Как-то утром, недели две после отъезда семьи графа Маркош, Самуил был в своей рабочей комнате. Перед тем как взяться за кисть, он в сотый раз перечитывал письмо Валерии, в котором она благодарила его за присланный портрет, говорила о своей любви и о своем нетерпении с ним свидеться. Погруженный в мечты о будущем, принялся он за работу с большим жаром, но мысли его были прерваны голосом лакея, пришедшего доложить, что какие-то господа желают его видеть.

— Кто же это? — спросил Самуил, с досадой бросая палитру и кисть.— Ведь я тебе запретил мне мешать.

Лакей назвал пришедших.

— Они так настоятельно требовали, чтобы о них до­ложили, и я не смел им отказать,— добавил он в оправ­дание.

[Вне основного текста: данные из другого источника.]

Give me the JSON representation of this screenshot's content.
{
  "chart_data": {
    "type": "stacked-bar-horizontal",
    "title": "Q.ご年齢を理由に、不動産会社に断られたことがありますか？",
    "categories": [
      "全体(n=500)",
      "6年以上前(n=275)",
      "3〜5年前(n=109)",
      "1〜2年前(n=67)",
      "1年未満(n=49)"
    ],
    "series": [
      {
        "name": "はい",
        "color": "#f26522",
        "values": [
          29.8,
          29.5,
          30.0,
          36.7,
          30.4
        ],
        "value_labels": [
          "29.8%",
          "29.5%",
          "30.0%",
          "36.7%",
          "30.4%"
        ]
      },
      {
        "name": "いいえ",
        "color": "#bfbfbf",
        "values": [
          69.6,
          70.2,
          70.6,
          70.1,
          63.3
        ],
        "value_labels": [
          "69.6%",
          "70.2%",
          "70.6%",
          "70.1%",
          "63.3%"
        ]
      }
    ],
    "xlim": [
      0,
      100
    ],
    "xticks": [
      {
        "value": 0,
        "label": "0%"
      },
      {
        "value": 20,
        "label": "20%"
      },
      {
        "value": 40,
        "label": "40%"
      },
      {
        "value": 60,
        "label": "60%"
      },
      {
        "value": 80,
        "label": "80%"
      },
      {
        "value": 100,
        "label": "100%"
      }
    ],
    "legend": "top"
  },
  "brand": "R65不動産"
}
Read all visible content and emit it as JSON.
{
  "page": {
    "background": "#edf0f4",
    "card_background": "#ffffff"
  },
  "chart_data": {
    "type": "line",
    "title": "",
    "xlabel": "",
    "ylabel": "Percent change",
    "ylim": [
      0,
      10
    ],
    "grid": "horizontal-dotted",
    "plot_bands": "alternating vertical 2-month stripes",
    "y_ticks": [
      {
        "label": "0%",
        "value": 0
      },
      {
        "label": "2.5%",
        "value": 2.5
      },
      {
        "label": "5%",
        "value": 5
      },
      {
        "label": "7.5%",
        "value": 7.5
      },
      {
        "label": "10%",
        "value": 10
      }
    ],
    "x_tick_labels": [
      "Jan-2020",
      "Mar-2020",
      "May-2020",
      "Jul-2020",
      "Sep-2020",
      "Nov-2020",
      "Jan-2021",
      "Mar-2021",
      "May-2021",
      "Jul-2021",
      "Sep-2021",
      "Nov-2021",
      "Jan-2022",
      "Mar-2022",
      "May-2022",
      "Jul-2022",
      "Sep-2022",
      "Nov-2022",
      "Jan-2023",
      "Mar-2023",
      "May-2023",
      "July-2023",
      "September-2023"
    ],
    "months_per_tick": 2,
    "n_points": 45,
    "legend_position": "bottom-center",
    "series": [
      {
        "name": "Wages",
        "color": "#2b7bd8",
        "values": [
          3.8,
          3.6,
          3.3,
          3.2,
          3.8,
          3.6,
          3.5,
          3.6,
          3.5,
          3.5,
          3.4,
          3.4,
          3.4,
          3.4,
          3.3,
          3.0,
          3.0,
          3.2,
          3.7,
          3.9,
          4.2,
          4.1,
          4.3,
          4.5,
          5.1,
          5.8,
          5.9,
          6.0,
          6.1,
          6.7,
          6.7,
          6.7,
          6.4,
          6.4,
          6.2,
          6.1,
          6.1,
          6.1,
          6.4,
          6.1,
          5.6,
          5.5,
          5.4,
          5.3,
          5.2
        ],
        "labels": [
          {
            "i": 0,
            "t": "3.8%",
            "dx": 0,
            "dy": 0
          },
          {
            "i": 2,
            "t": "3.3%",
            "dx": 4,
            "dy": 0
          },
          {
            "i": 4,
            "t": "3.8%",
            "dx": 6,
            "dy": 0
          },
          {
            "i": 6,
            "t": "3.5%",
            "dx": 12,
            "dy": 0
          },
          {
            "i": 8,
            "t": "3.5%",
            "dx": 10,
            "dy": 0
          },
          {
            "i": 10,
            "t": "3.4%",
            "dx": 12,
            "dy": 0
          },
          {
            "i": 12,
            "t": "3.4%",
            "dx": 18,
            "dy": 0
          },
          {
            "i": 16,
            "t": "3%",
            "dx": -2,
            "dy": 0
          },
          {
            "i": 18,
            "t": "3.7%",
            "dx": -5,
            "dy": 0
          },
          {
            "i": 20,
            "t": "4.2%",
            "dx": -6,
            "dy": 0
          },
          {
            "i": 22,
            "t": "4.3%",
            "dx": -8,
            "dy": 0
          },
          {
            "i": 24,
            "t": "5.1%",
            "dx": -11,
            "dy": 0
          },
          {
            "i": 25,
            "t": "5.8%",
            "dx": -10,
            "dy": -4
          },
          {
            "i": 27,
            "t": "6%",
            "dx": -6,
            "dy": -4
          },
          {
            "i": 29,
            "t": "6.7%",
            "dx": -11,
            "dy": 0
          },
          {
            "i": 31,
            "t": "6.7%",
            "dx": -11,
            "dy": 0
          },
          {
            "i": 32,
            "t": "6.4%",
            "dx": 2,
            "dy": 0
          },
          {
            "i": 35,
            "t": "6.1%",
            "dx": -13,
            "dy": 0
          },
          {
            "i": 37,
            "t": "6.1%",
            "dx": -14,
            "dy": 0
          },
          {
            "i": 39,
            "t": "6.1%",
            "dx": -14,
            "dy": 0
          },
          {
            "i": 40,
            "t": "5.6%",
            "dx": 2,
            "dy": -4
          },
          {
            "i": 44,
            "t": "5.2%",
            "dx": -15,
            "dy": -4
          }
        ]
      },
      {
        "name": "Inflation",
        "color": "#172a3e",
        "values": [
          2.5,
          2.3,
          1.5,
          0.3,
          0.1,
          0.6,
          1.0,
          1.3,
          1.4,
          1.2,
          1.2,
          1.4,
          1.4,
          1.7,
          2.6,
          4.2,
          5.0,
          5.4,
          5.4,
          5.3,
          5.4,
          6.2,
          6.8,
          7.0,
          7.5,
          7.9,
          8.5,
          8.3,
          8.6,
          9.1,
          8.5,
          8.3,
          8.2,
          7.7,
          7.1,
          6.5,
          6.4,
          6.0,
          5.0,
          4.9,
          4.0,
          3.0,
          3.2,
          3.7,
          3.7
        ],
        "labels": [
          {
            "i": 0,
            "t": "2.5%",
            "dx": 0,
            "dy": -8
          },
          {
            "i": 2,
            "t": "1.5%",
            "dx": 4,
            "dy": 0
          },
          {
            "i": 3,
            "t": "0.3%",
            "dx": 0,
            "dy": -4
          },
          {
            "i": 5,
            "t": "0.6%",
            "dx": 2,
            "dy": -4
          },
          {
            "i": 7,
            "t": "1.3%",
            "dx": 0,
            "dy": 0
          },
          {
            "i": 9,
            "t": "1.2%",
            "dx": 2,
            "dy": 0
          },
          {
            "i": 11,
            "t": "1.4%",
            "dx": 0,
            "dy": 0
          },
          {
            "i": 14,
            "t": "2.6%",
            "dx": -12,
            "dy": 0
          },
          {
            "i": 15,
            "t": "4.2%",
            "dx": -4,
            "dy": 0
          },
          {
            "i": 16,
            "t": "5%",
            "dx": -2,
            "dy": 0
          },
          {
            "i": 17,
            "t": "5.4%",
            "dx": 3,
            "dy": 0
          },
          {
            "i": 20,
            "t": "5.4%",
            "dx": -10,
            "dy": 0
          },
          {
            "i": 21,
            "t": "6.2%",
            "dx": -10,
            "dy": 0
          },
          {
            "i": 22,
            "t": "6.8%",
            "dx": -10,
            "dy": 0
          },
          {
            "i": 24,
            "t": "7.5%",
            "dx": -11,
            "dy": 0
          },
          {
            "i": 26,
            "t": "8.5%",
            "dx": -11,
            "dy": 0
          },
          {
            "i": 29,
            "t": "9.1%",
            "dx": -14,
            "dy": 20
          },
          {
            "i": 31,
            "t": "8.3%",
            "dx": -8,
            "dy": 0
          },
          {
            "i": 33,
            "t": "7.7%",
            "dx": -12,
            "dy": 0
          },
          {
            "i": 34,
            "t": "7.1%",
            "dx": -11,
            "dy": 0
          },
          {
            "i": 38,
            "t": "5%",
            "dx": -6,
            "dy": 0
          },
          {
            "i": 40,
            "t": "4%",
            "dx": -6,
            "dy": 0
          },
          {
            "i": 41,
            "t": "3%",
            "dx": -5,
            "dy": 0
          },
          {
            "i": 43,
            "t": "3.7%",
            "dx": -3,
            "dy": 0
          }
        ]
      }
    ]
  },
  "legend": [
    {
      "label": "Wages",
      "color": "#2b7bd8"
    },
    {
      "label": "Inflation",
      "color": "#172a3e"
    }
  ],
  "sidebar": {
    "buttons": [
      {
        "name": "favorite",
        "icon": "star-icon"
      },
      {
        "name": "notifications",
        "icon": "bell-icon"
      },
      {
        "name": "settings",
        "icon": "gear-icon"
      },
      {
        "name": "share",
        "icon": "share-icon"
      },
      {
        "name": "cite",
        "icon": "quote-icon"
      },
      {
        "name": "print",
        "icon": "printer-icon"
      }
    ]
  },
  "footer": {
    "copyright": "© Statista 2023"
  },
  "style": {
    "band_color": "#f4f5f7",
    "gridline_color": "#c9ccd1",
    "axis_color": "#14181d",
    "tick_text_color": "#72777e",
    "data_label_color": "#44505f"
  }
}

— Хорошо, проводи их в кабинет.

Когда, несколько минут спустя, он вышел к посетите­лям, лицо его было мрачно и брови сдвинуты. Он уви­дел, кроме главного раввина Пешта, еще двух раввинов, несколько старых друзей своего отца, известных рели­гиозным фанатизмом, и двух своих старых родственни­ков, которые в длинных лапсердаках и меховых шапках представляли из себя типичных евреев, встречаемых в провинциальных городках России и Венгрии.

— Вы желали меня видеть? Чем могу вам служить?— проговорил Самуил, холодно отвечая на поклоны своих соотечественников, предлагая им сесть.

— Мы, как видно, не совсем желанные гости,— с лег­кой насмешкой сказал главный раввин,— но это ничего. Причина, которая привела нас сюда, слишком важна, чтобы обращать на это внимание. Мы пришли спросить тебя, Самуил Мейер, правда ли то, что говорят? Действительно ли, увлеченный безумной страстью к одной христианке, ты хочешь опорочить память своего отца, от­вергнуть веру Израиля и сделаться христианином, чтобы жениться на этой Лалиле. Отвечай, может ли это быть?

Глаза Самуила мрачно блеснули. Он подошел к шка­фу и вытащил оттуда Евангелие, Распятие и несколько богословных книг и положил все это на стол.

— Все, что вы сказали, правда! — сдержанно, но строго сказал он.— Я хочу принять крещение. Здесь у этого самого окна, в этой самой комнате я занимаюсь со священником, который наставляет меня в догматах хри­стианской веры; этот крест и Евангелие служат тому до­казательством. Но что вам до этого? Я человек незави­симый, свободно мыслящий и уже несколько лет не пе­реступал порога синагоги. Мой отец держался за вас и слепо подчинялся устарелым обрядам, большая часть которых в наш век не имеет смысла. Я же, иначе воспи­танный, проникнутый иными идеями, делать этого не могу. Я всегда готов помочь своим братьям израильтя­нам и поддержать их, но в моей личной жизни хочу быть свободным и не потерплю ничьего вмешательства.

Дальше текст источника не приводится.